Why Your Next Embedded Target Needs a Safety-Critical Security Audit

TLDR: Aviation systems are shifting from isolated, federated architectures to highly connected networks, creating new attack surfaces for intentional unauthorized electronic interactions (IUEI). This research demonstrates how attackers can exploit these interdependencies to bypass safety-critical logic, leading to uncommanded mode changes or denial-of-service. Security researchers must move beyond traditional web-based threat modeling and start auditing the interplay between safety design assurance levels (DAL) and security assurance levels (SAL) to identify non-linear failure paths.

Modern avionics are no longer the black boxes they were twenty years ago. As manufacturers push for higher data throughput and real-time connectivity, the underlying architecture of aircraft systems has evolved from isolated, single-purpose components to complex, interconnected networks. This shift introduces a critical problem: the traditional safety mechanisms designed to handle random hardware failures are increasingly vulnerable to intentional, malicious manipulation. When you are looking at an embedded target, you are no longer just looking for a buffer overflow or a hardcoded credential. You are looking for a way to inject data that forces a system into an unsafe state by exploiting the trust relationship between redundant, safety-critical modules.

The Mechanics of Intentional Unauthorized Electronic Interaction

The core of this research centers on the concept of IUEI, or Intentional Unauthorized Electronic Interaction. In the context of DO-356A, which defines the cybersecurity development objectives for aircraft systems, IUEI is the primary threat vector. Unlike a bird strike or a cosmic ray causing a bit flip, an IUEI is a deliberate, targeted attack.

The danger lies in how these systems handle data. Consider a standard linear chain of three systems: System A, System B, and System C, which eventually feeds a user display. System B performs a simple operation, such as adding a constant to an input. If an attacker can modify the memory or code of System B, they can change that operation. If the system is not designed to verify the integrity of its internal state, this erroneous data propagates through the chain. By the time it reaches the user display, the pilot is presented with misleading information, potentially triggering a catastrophic failure.

Mapping SAL to DAL for Better Threat Modeling

Most security researchers are familiar with OWASP categories, but in the aerospace sector, the focus is on DAL (Design Assurance Levels). DALs are assigned based on the severity of a failure, ranging from Minor to Catastrophic. The research highlights that security teams must map these to SALs (Security Assurance Levels).

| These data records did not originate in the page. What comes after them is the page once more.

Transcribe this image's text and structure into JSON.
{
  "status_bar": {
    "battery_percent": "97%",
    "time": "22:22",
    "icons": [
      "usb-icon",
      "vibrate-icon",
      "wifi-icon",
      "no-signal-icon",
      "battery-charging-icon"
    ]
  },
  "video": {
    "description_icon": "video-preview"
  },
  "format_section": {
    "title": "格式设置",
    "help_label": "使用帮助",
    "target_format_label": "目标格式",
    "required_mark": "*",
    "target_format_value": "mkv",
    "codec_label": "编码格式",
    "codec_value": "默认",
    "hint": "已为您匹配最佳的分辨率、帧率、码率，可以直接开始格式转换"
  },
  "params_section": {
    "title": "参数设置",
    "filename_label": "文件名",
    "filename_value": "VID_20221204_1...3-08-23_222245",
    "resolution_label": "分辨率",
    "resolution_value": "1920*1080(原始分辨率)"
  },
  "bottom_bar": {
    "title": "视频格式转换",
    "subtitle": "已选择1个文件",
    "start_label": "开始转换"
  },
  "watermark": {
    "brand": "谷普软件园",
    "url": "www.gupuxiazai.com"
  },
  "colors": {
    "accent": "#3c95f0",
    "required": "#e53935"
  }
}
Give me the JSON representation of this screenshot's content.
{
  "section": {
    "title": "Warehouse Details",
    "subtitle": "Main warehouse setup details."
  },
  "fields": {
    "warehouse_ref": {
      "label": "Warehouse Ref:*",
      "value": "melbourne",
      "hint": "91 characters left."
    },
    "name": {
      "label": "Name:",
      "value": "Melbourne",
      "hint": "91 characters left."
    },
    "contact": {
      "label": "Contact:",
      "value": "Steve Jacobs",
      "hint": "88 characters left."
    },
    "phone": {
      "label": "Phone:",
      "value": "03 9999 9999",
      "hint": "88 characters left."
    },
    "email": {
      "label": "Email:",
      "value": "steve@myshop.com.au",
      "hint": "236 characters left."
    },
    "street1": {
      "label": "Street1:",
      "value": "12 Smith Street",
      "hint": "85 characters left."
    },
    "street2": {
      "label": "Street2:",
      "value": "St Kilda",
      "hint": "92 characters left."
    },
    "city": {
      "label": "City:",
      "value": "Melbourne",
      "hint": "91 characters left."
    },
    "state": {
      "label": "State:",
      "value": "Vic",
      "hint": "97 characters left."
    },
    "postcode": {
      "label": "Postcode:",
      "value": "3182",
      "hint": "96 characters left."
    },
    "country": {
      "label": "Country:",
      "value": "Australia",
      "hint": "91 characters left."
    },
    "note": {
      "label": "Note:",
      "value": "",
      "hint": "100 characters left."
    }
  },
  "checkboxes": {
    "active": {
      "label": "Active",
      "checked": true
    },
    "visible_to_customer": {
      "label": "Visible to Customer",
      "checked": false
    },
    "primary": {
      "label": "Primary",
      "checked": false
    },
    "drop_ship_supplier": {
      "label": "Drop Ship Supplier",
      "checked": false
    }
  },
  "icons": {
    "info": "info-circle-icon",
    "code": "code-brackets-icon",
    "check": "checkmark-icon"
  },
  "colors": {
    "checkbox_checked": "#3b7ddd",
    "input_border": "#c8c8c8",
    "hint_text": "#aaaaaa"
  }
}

The critical takeaway for a pentester is that these levels are not just compliance checkboxes. They define the design objectives for the system. If you identify a system with a DAL B rating, you know that the system is safety-critical and that any manipulation of its data flow is a high-impact finding. The most effective way to test these systems is to look for non-linear entry points. If you can inject a mode command into System C that back-propagates to System A, you have effectively bypassed the safety checks that were only implemented for the forward-flowing data.

Exploiting Interconnectedness

During an engagement, you should focus on the points where safety and security overlap. A common, yet often overlooked, vulnerability is the lack of cross-checking between redundant systems. If you can flood the interface of System C with junk data, you might trigger a denial-of-service condition. If the system is not designed to handle this, it may crash or, worse, default to an unsafe state.

To mitigate this, developers are increasingly using memory hashing. By hashing the memory space of a system, they can detect unauthorized modifications. However, as a researcher, your goal is to find the gaps in this implementation. For example, if System B hashes its memory but System B-prime (the secondary, redundant system) does not, you have a clear path to exploit the discrepancy.

// Conceptual example of memory integrity check
if (calculate_hash(memory_region) != expected_hash) {
    trigger_safety_shutdown();
}

This is where the real work happens. You are looking for the "how" of the system. How does it handle a mode change? How does it verify the validity of an input? If you can find a way to send a command that is technically valid but contextually incorrect, you can force the system to perform an action that it was never intended to do.

Defensive Strategies for Embedded Systems

Defenders must move toward a unified development model. It is no longer sufficient to treat safety and security as separate silos. Every safety requirement should be evaluated for its security implications, and every security mitigation must be tested against the system's safety-critical failure modes. If you are working with a blue team, push them to implement cross-checking between redundant systems and to ensure that all critical data paths are protected by integrity checks, such as cryptographic signatures or robust memory hashing.

The industry is still learning how to secure these highly connected architectures. As a researcher, you have the opportunity to shape this process by identifying the non-linear failure paths that traditional safety analysis misses. Stop looking for the easy win and start looking at the architecture. The next time you are auditing an embedded system, ask yourself: what happens if I change the state of this system, and how does that change propagate to the rest of the network? The answer to that question is where the most critical vulnerabilities are hiding.